Firstly, to be a contractor you need to have an ABN number (Australian Business Number) which is a unique 11 digit number that identifies your business with the government and community. An ABN doesn't replace your tax file number, but it is used for various tax and other business purposes. Not everyone needs an ABN. To get one you need to be carrying on an enterprise.

With an ABN you can:

  • confirm your business identity with others when ordering and invoicing
  • avoid Pay as You Go (PAYG) tax on payments you receive
  • claim Goods and Services Tax (GST) credits
  • claim energy grants credits
  • obtain an Australian domain name.

Applying for an ABN is free. To apply for an ABN online, visit the Australian Business Register website.

Independent Contractor


  • A slightly higher rate of pay (but you have to arrange your own tax).
  • If you have multiple jobs through different businesses, it could benefit your tax situation
  • You usually get paid soon after you have completed the shift.
  • If you are an international student, you are responsible for yourself and could realistically work more than 40 hour fortnights.

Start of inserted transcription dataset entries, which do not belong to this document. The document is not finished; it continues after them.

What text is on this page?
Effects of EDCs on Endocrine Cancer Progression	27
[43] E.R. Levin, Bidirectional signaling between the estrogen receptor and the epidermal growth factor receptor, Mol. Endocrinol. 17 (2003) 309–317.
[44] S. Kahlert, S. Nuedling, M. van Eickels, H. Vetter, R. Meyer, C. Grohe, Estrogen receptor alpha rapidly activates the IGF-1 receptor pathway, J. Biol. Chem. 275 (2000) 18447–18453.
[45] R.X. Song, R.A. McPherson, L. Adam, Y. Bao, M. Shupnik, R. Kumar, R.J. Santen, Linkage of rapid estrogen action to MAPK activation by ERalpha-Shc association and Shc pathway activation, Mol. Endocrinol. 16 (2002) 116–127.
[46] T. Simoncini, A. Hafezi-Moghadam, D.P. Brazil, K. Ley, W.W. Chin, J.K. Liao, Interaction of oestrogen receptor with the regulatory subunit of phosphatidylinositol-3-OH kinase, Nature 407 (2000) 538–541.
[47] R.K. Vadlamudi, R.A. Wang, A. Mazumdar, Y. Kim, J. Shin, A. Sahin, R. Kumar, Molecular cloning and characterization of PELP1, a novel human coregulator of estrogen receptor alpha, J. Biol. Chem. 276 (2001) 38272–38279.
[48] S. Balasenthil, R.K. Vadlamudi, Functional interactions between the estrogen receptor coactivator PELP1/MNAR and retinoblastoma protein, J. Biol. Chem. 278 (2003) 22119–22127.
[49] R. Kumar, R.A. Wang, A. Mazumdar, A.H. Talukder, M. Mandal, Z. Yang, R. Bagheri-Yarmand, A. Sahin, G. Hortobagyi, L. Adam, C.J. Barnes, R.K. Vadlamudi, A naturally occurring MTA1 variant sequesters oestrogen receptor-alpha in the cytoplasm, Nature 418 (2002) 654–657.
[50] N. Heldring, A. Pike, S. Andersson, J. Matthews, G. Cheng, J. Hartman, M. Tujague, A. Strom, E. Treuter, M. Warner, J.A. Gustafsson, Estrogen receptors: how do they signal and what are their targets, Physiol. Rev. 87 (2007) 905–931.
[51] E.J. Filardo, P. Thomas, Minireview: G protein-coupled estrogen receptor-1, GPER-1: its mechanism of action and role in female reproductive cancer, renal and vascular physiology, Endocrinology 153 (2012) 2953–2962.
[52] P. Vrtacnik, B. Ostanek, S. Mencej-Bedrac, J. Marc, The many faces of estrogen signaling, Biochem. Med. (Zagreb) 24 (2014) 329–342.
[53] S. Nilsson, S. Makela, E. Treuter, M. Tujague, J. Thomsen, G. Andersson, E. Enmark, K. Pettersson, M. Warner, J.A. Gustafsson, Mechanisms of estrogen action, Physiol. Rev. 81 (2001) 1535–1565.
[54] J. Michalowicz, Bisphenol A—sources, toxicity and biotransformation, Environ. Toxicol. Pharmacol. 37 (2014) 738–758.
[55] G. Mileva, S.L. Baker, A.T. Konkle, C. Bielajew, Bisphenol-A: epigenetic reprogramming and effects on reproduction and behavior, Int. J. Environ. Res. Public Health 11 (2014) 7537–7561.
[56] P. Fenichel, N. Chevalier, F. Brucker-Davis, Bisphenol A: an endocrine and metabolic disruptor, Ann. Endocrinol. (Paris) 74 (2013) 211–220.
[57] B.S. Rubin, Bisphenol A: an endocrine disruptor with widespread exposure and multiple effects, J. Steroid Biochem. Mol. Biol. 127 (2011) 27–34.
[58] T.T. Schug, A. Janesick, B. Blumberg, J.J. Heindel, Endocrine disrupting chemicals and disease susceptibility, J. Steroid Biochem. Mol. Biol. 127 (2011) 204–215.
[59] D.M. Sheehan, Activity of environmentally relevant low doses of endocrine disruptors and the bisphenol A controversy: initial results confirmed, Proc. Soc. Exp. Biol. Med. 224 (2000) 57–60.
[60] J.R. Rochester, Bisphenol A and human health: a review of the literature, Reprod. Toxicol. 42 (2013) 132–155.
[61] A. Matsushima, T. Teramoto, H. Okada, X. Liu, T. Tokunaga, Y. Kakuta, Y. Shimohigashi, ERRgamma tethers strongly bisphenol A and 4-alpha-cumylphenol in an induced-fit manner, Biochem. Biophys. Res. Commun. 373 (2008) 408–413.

Therefore, running the risk of losing your visa entitlement and having to leave the country.


  • Usually, worker’s compensation insurance isn't provided and if you are injured during work, you are unfortunately unable to lodge a claim.
  • As you're own employer, no superannuation is paid on your behalf and into your selected fund so you would need to contribute this from your own pocket.
  • You must pay your own tax out of your earnings. 
  • You must also pay GST that you collect (if you are earning over AUD $75,000 per year)
  • There is no long-term job security.
  • There is little or no HR Support for workplace compliance, discrimination and if the employer isn't happy with you, you are simply - on your own to find a new job.

Casual Employment


  • You are paid at the minimum award rate for your industry, minus tax 
  • Your tax is already calculated and taken out before you get paid and on most occasions, you can choose between selecting the Tax-Free Threshold to minimize this
  • Superannuation is guaranteed and paid in addition to your hourly rate
  • Full insurance is provided for you, from Public Liability, Workers Compensation (so if injured at work, you will be eligible to receive an average of your recent pay as long as you are unable to work)
  • More likely to be offered opportunities to progress or be promoted
  • You are paid Regularly - in most cases, weekly, same time every week
  • A best practice employer will provide Human Resource support, including performance management 


  • Work can be canceled by your employer within a 2 hour notice period. Unless under special agreement with employer
  • You are only liable to perform a minimum of 2 hrs work per shift. Meaning if work is quiet, you may be sent home.
  • If you are an international student, your employer is bound to only providing 40 hrs per fortnight of work in order to be compliant so you can remain in the country under the correct visa.

It is really a personal choice based on your unique requirements. The key difference as a contractor is that you are responsible for everything and although you get paid more money you need to calculate if you will actually earn more at the end of the day.